One of the most awaited is “Becoming Tennessee Williams” at the Harry Ransom Center.
The exhibit features more than 250 items — manuscripts, letters, photographs, and artwork — that illuminate the creativity of one of the country’s most important playwrights. Williams brought the world “The Glass Menagerie,” “A Streetcar Named Desire,” and “Cat on a Hot Tin Roof.” The first two, particularly, were said to reinvent American theater in the mid- to late-1940s.
“There is no more influential 20th-century American playwright than Tennessee Williams,” says the exhibition’s curator, Charlotte Canning. Canning is also a professor in UT’s Department of Theatre and Dance.

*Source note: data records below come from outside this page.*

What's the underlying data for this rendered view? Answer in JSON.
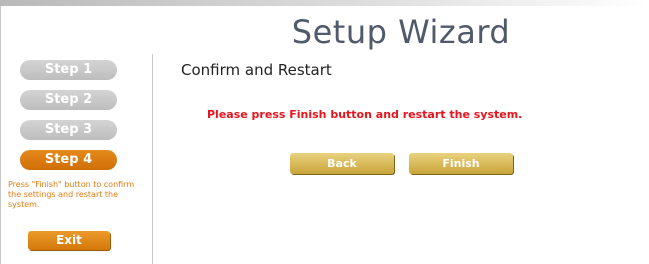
{
  "header": {
    "title": "Setup Wizard"
  },
  "sidebar": {
    "steps": [
      {
        "label": "Step 1",
        "state": "inactive"
      },
      {
        "label": "Step 2",
        "state": "inactive"
      },
      {
        "label": "Step 3",
        "state": "inactive"
      },
      {
        "label": "Step 4",
        "state": "active"
      }
    ],
    "help_text": "Press \"Finish\" button to confirm the settings and restart the system.",
    "exit_label": "Exit"
  },
  "main": {
    "heading": "Confirm and Restart",
    "message": "Please press Finish button and restart the system.",
    "back_label": "Back",
    "finish_label": "Finish"
  },
  "colors": {
    "active_step": "#d97a0d",
    "inactive_step": "#c6c6c6",
    "message_red": "#e8141c",
    "button_gold": "#d8b955",
    "title_text": "#4f5a6b"
  }
}
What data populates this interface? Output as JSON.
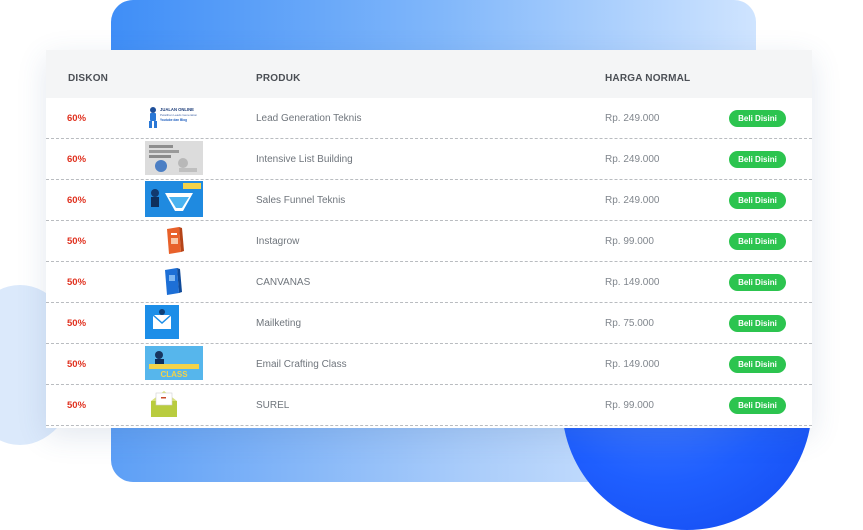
{
  "table": {
    "headers": {
      "discount": "DISKON",
      "product": "PRODUK",
      "price": "HARGA NORMAL"
    },
    "rows": [
      {
        "discount": "60%",
        "product": "Lead Generation Teknis",
        "price": "Rp. 249.000",
        "button": "Beli Disini",
        "thumb": "lead-generation-thumbnail"
      },
      {
        "discount": "60%",
        "product": "Intensive List Building",
        "price": "Rp. 249.000",
        "button": "Beli Disini",
        "thumb": "list-building-thumbnail"
      },
      {
        "discount": "60%",
        "product": "Sales Funnel Teknis",
        "price": "Rp. 249.000",
        "button": "Beli Disini",
        "thumb": "sales-funnel-thumbnail"
      },
      {
        "discount": "50%",
        "product": "Instagrow",
        "price": "Rp. 99.000",
        "button": "Beli Disini",
        "thumb": "instagrow-thumbnail"
      },
      {
        "discount": "50%",
        "product": "CANVANAS",
        "price": "Rp. 149.000",
        "button": "Beli Disini",
        "thumb": "canvanas-thumbnail"
      },
      {
        "discount": "50%",
        "product": "Mailketing",
        "price": "Rp. 75.000",
        "button": "Beli Disini",
        "thumb": "mailketing-thumbnail"
      },
      {
        "discount": "50%",
        "product": "Email Crafting Class",
        "price": "Rp. 149.000",
        "button": "Beli Disini",
        "thumb": "email-crafting-thumbnail"
      },
      {
        "discount": "50%",
        "product": "SUREL",
        "price": "Rp. 99.000",
        "button": "Beli Disini",
        "thumb": "surel-thumbnail"
      }
    ]
  },
  "thumb_texts": {
    "lead_line1": "JUALAN ONLINE",
    "lead_line2": "Pelatihan Leads Generation",
    "lead_line3": "Youtube dan Blog",
    "email_class": "CLASS"
  },
  "colors": {
    "discount": "#e0311f",
    "button": "#2cc44f",
    "header_bg": "#f4f5f6",
    "background_blue": "#3f8ef7",
    "circle_blue": "#1f5fff"
  }
}
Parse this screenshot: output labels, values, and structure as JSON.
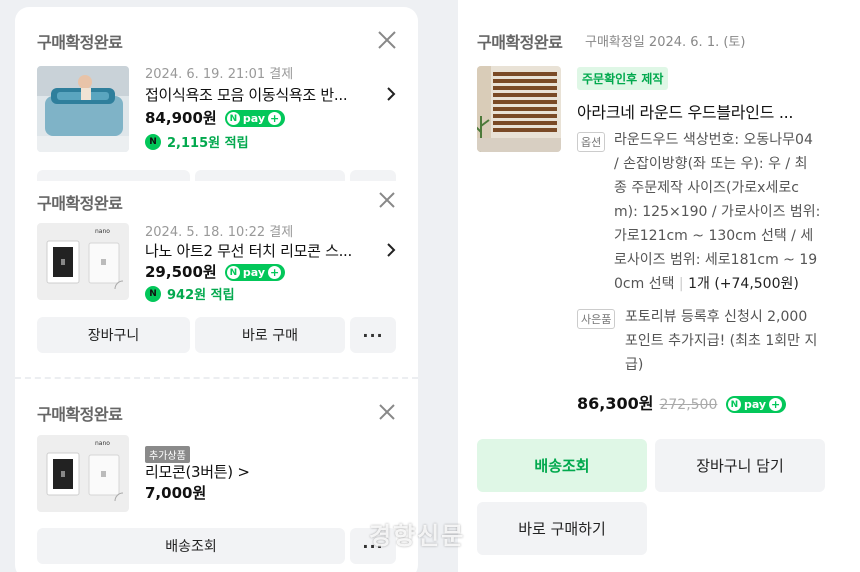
{
  "left": {
    "cards": [
      {
        "status": "구매확정완료",
        "date": "2024. 6. 19. 21:01 결제",
        "name": "접이식욕조 모음 이동식욕조 반...",
        "price": "84,900원",
        "points": "2,115원 적립"
      },
      {
        "status": "구매확정완료",
        "date": "2024. 5. 18. 10:22 결제",
        "name": "나노 아트2 무선 터치 리모콘 스...",
        "price": "29,500원",
        "points": "942원 적립",
        "buttons": [
          "장바구니",
          "바로 구매"
        ]
      },
      {
        "status": "구매확정완료",
        "addon_badge": "추가상품",
        "name": "리모콘(3버튼) >",
        "price": "7,000원",
        "buttons": [
          "배송조회"
        ]
      }
    ],
    "npay_label": "pay",
    "more_label": "···",
    "brand_mark": "nano"
  },
  "right": {
    "status": "구매확정완료",
    "confirm_date": "구매확정일 2024. 6. 1. (토)",
    "tag": "주문확인후 제작",
    "name": "아라크네 라운드 우드블라인드 ...",
    "option_badge": "옵션",
    "option_lines": [
      "라운드우드 색상번호: 오동나무04",
      "/ 손잡이방향(좌 또는 우): 우 / 최",
      "종 주문제작 사이즈(가로x세로c",
      "m): 125×190 / 가로사이즈 범위:",
      "가로121cm ~ 130cm 선택 / 세",
      "로사이즈 범위: 세로181cm ~ 19",
      "0cm 선택"
    ],
    "option_qty": "1개 (+74,500원)",
    "gift_badge": "사은품",
    "gift_lines": [
      "포토리뷰 등록후 신청시 2,000",
      "포인트 추가지급! (최초 1회만 지",
      "급)"
    ],
    "price": "86,300원",
    "original_price": "272,500",
    "buttons": {
      "track": "배송조회",
      "cart": "장바구니 담기",
      "buy": "바로 구매하기"
    }
  },
  "watermark": "경향신문",
  "colors": {
    "npay_green": "#03c75a",
    "accent_green_text": "#02a94e",
    "accent_green_bg": "#dff7e6",
    "background": "#eef0f3"
  }
}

The Ransom Center has steadily built a treasure chest of Williams holdings, starting with the playwright’s own papers and continuing with papers from his mother and manuscripts from Gotham Book Mart, so the exhibition is sure to be fascinating.
The center’s galleries are open Tuesdays through Fridays from 10 a.m. to 5 p.m., with hours extended until 7 p.m. on Thursdays, and weekends from noon to 5 p.m. Another exhibition, Culture Unbound: Collecting in the Twenty-First Century, (featuring a Picasso plate) also opens tomorrow.